Роттенштайнер предложил выслать Лему лучшие произведения Дика[392]. Лем, конечно, согласился и в начале 1972 года получил посылку (там были книги Клайва Стейплза Льюиса, Альгиса Будриса и Урсулы Ле Гуин, которые Роттенштайнер посчитал достойными). Австриец (как и сам Дик) считал лучшим произведением Дика «Человека в Высоком замке» – альтернативную историю, в которой немцы выигрывают Вторую мировую войну. Лем был не в восторге. Он ответил Роттенштайнеру, что, по его мнению, эту идею лучше реализовал Отто Базиль в «Если б фюрер это знал!» (1966, первое польское издание 1993)[393].
Зато его поразил «Убик»[394], который он признал «двух мнений быть не может – лучшим» романом Дика. В июле 1972 года он заявил, что намеревается издать эту книгу в «своём дорогом издательстве»[395], как в письме к Роттенштайнеру он описал «Wydawnictwo Literackie» (ох, если бы директор Курц это увидел!). Роттенштайнер предложил свою помощь в поиске прав на перевод[396] и познакомил писателей между собой.
Только была одна проблема: «Wydawnictwo Literackie» не могло платить авторам в валюте. Право на это имели только три издательства: «PWN», «PIW» и «Czytelnik». Это не было прописано ни в одном законе или распоряжении, просто происходило из чего-то, что в ПНР было важнее, чем конституция и кодексы – бюрократической инерции. Так было всегда, потому, если бы «Wydawnictwo Literackie» вдруг попыталось нарушить эту систему, распределение валюты отобрали бы у кого-то другого. Этот кто-то, разумеется, при первой же возможности отомстил бы, так что никто не был заинтересован в том, чтобы нарушать эти правила. Всё в том режиме так работало[397].
Сначала Лем недооценил эту проблему[398]. В конце концов, он и сам был в такой же ситуации, так что ему хорошо знакомо решение. Писатель должен приехать за счет издательства, забрать гонорар в местной валюте и потратить всё на месте – так он поступал в Праге, Москве или Берлине.

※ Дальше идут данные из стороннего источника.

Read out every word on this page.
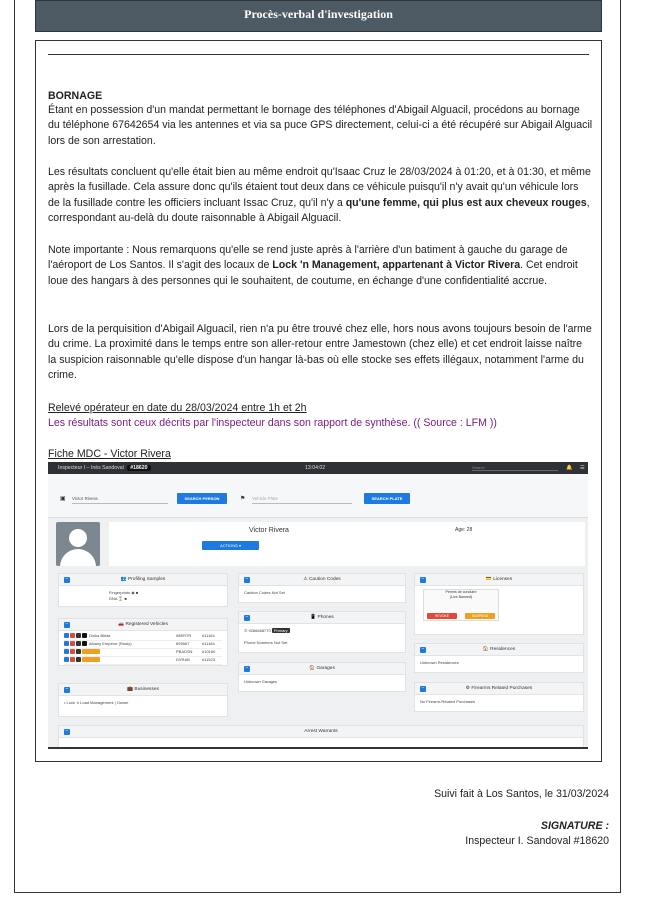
Procès-verbal d'investigation
BORNAGE
Étant en possession d'un mandat permettant le bornage des téléphones d'Abigail Alguacil, procédons au bornage du téléphone 67642654 via les antennes et via sa puce GPS directement, celui-ci a été récupéré sur Abigail Alguacil lors de son arrestation.
Les résultats concluent qu'elle était bien au même endroit qu'Isaac Cruz le 28/03/2024 à 01:20, et à 01:30, et même après la fusillade. Cela assure donc qu'ils étaient tout deux dans ce véhicule puisqu'il n'y avait qu'un véhicule lors de la fusillade contre les officiers incluant Issac Cruz, qu'il n'y a qu'une femme, qui plus est aux cheveux rouges, correspondant au-delà du doute raisonnable à Abigail Alguacil.
Note importante : Nous remarquons qu'elle se rend juste après à l'arrière d'un batiment à gauche du garage de l'aéroport de Los Santos. Il s'agit des locaux de Lock 'n Management, appartenant à Victor Rivera. Cet endroit loue des hangars à des personnes qui le souhaitent, de coutume, en échange d'une confidentialité accrue.
Lors de la perquisition d'Abigail Alguacil, rien n'a pu être trouvé chez elle, hors nous avons toujours besoin de l'arme du crime. La proximité dans le temps entre son aller-retour entre Jamestown (chez elle) et cet endroit laisse naître la suspicion raisonnable qu'elle dispose d'un hangar là-bas où elle stocke ses effets illégaux, notamment l'arme du crime.
Relevé opérateur en date du 28/03/2024 entre 1h et 2h
Les résultats sont ceux décrits par l'inspecteur dans son rapport de synthèse. (( Source : LFM ))
Fiche MDC - Victor Rivera
Inspecteur I – Inès Sandoval #18620	13:04:02	Search	🔔 ☰
▣ Victor Rivera	SEARCH PERSON	⚑ Vehicle Plate	SEARCH PLATE
Victor Rivera
ACTIONS ▾
Age: 28
−	👥 Profiling Samples
Fingerprints ◉ ■
DNA ⌛ ■
−	🚗 Registered Vehicles
Dinka Blista	08ERTR	#11164
Albany Emperor (Rusty)	895567	#11184
PBADSN #10180
DVRAB	#11523
−	💼 Businesses
• Lock 'n Load Management | Owner
−	⚠ Caution Codes
Caution Codes Not Set
−	📱 Phones
✆ 9286668770 Primary
Phone Numbers Not Set
−	🏠 Garages
Unknown Garages
−	💳 Licenses
Permis de conduire
(Live Banned)
REVOKE	SUSPEND
−	🏠 Residences
Unknown Residences
−	⚙ Firearms Related Purchases
No Firearm-Related Purchases
−	Arrest Warrants
Suivi fait à Los Santos, le 31/03/2024
SIGNATURE :
Inspecteur I. Sandoval #18620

Действительно, часто это решало проблему. Феномен популярности в ПНР латиноамериканской литературы – моё поколение зачитывалось им в возрасте средней школы – частично объяснялся тем, что тамошние писатели просто соглашались на это. Они приезжали в Польшу за счёт издательства, их селили в Варшаве или Кракове в дорогом отеле, а потом они тратили свои злотые на что хотели. Один купил лошадь, а второй – почти как герой Бареи – выехал одетый в пять кафтанов, ещё кто-то за одну ночь спустил всё на девочек и алкоголь, а на следующий день требовал в долг, чтобы хотя бы дотянуть до конца пребывания. Об их приключениях до сих пор ходят анекдоты среди ветеранов издательского рынка ПНР, и это, безусловно, заслуживает отдельной книги.
Планы Лема в любом случае предусматривали подобное решение проблемы: «Дик должен смириться с тем, что деньги сможет получить только в злотых», – писал он Роттенштайнеру ещё в 1971 году[399]. Однако Дик был более трудным случаем, чем латиноамериканские авторы. В 1971 году распался его очередной брак, он был на пороге бездомности. Зависимый от амфетаминов и других наркотиков, по уши в долгах от дилеров.
В то же время, когда Лем переписывался с Роттенштайнером на тему возможности издать его роман в Польше, Дик стал жертвой воровства. Полиция подозревала, что он сам всё подстроил, чтобы иметь оправдание перед своими кредиторами. Судя по тому, как этот период своей жизни Дик описывает в романах «Валис» и «Помутнение», так могло быть на самом деле.